ArsenalBio emerges from stealth with $85 million and a dream team to fight cancer

The story behind ArsenalBio begins with Sean Parker’s Institute for Cancer Immunotherapy.

Founded in 2016, the Institute has been instrumental in providing a space for the top researchers into cancer across different fields to collaborate and communicate on the latest breakthroughs in settings that range from formal meetings to informal retreats.

It was at one of these informal retreats that luminaries like Dr. Bradley Bernstein, a professor of pathology and researcher at the Broad Institute; W. Nicholas Haining, vice president of discovery oncology at Merck Research Laboratories; Dr. Alexander Mason, an associate professor of immunology at the University of California San Francisco; and E. John Wherry, a professor of systems immunology at the University of Pennsylvania, began to talk about the current state of the art in cancer diagnostics and therapies and the technologies powering cell-based therapies to potentially cure cancer.

Parker suggested that rather than have each of these researchers spin their technologies out into separate companies that would develop one discrete innovation that would be needed to get to a cell-based therapy for solid tumors, the researchers should combine forces and build an arsenal of tools for the discovery and development of potential cures.

I look at this as a tour de force of a combination of bringing academics together who typically would start separate companies and get them working together with a dream team management team,” says Beth Seidenberg, the founder of Westlake Village BioPartners and an investor in ArsenalBio. 

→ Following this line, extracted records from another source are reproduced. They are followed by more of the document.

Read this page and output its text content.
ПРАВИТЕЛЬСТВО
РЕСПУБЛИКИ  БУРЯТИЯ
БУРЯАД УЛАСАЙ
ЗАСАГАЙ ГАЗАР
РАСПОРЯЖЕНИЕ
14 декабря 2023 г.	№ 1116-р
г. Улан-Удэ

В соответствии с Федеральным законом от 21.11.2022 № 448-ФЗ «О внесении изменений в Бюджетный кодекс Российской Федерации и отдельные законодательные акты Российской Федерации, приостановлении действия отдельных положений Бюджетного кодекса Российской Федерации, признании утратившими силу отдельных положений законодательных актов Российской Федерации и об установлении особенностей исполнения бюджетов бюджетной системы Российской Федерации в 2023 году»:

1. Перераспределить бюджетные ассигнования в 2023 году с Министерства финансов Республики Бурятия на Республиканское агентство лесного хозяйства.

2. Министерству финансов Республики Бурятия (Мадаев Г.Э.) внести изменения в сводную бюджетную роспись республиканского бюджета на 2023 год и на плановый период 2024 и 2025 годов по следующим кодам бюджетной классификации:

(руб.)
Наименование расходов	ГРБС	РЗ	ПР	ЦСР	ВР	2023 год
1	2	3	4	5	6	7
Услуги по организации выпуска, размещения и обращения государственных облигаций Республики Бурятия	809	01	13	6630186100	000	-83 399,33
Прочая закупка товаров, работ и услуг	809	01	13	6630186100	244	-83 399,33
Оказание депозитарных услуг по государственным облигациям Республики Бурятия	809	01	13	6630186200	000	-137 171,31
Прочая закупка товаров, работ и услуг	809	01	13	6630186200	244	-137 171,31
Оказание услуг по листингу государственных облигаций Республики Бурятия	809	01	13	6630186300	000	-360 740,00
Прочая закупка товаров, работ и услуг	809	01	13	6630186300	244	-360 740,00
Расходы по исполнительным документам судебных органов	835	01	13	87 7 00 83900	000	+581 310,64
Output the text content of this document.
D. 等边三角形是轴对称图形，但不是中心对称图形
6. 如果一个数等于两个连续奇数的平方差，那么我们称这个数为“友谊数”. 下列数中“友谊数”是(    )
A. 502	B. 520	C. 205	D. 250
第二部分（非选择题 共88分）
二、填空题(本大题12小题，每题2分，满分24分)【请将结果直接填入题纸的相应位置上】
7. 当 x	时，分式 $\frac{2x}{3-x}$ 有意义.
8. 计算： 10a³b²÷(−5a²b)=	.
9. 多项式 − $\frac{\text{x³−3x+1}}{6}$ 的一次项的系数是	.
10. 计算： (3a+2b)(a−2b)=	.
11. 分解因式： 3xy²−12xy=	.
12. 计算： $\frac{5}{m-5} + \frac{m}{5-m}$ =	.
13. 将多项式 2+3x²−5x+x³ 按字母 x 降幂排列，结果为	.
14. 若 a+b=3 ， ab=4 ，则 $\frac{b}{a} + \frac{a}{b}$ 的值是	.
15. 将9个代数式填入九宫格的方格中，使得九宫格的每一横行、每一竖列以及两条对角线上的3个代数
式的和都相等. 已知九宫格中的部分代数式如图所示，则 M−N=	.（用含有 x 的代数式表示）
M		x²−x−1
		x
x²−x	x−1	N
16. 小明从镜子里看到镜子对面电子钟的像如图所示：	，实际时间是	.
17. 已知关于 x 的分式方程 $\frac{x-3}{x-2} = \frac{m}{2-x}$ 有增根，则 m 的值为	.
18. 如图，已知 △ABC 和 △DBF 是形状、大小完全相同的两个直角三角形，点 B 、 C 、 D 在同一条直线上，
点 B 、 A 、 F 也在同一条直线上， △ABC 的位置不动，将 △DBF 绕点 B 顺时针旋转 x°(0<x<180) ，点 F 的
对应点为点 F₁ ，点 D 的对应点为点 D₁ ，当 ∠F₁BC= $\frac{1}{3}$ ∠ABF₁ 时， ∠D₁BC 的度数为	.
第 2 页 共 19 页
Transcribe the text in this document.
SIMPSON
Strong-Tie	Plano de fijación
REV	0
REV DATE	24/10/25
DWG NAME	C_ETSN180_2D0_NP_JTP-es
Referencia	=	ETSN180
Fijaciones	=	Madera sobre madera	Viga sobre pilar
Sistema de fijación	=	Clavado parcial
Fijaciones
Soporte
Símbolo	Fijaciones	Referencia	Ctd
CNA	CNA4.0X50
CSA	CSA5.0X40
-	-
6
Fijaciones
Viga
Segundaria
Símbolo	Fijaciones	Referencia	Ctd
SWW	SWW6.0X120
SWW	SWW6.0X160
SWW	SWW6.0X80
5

Indeed, the management team is just as impressive as the researchers behind the project. Kleiner Perkins founding partner Brooke Byers recruited Dr. Ken Drazan to serve as a consultant to the company as it was getting off the ground. Drazan, now the company’s chief executive, was the former president of the cancer research and diagnostics startup Grail and has served as an executive and founder at a number of healthcare startups and large medical companies.

DrazanK Headshot

Ken Drazan, chief executive of ArsenalBio

With Drazan on board, the company quickly recruited the rest of the management team: Jane Grogan, the former principal scientist in charge of adaptive tumor and cell therapy at Genentech; Michael Kalos, the former vice president of immuno-oncology and cell therapies at Janssen Oncology; and Tarjei Mikkelsen, the former vice president of biology at 10x Genomics.

ArsenalBio initially formed as a shell company with seed financing from investors in 2018, basically on the back of its technical team and nascent executive staff.

Alongside the powerhouse executive team and scientific founders, ArsenalBio has now raked in $85 million in financing from investors including Westlake Village, the PICI, Kleiner Perkins, the University of California San Francisco Foundation Investment Company, Euclidean Capital and Osage University Partners.

The idea is to improve the ability of T cell therapies to fight a broader range of cancers more effectively. T cell treatments have already shown amazing promise with certain types of cancer, but have not been able to effectively treat the solid tumors that represent the deadliest manifestation of the disease.

To tackle solid tumors like sarcomas, carcinomas and lymphomas, doctors need to figure out how to deliver the T cells first to the area around the tumor and then to the right tissues where the tumor is spreading. That requires a set of biological instructions, which, in many cases have yet to be discovered.

“We need to get the cells to deal with the tumor microenvironment,” says Seidenberg.

T cells are the human body’s natural response to fighting off infections and disease. Cancers essentially turn off that natural immune response by signaling to the cells that a tumor is actually something they should ignore rather than attack.

“Our goal is to program [cells] by delivering additional  instructions to tell the T cell to ignore the instructions from the tumor… to ignore the signals,” says Drazan. 

The company is still developing its first product strategies now, Drazan says. But ArsenalBio will be selling two different types of technologies. The first will be the medicines themselves that will be used to cure certain types of cancer. The second will be the sequences of genes that can be used to counteract or override the signals that are coming from different types of tumors which prohibit T cells from performing their normal functions.

Drazan compared those sequences to programs on GitHub that other researchers, clinicians and companies could use to develop their own therapies.

“ArsenalBio allows us to rewrite vast stretches of code to give T cells dramatic new functions — that means they can be made to be more effective at killing cancer and a broad spectrum of other diseases,” said Sean Parker, founder and chairman of PICI and ArsenalBio director, in a statement. “It’s also very rewarding to see ArsenalBio born from the deep collaboration of PICI investigators — who worked together across research centers, hospitals and universities on the science behind these technologies. The company’s very existence demonstrates how much faster and better we can get therapies from bench to bedside when we collaborate and put patients first.”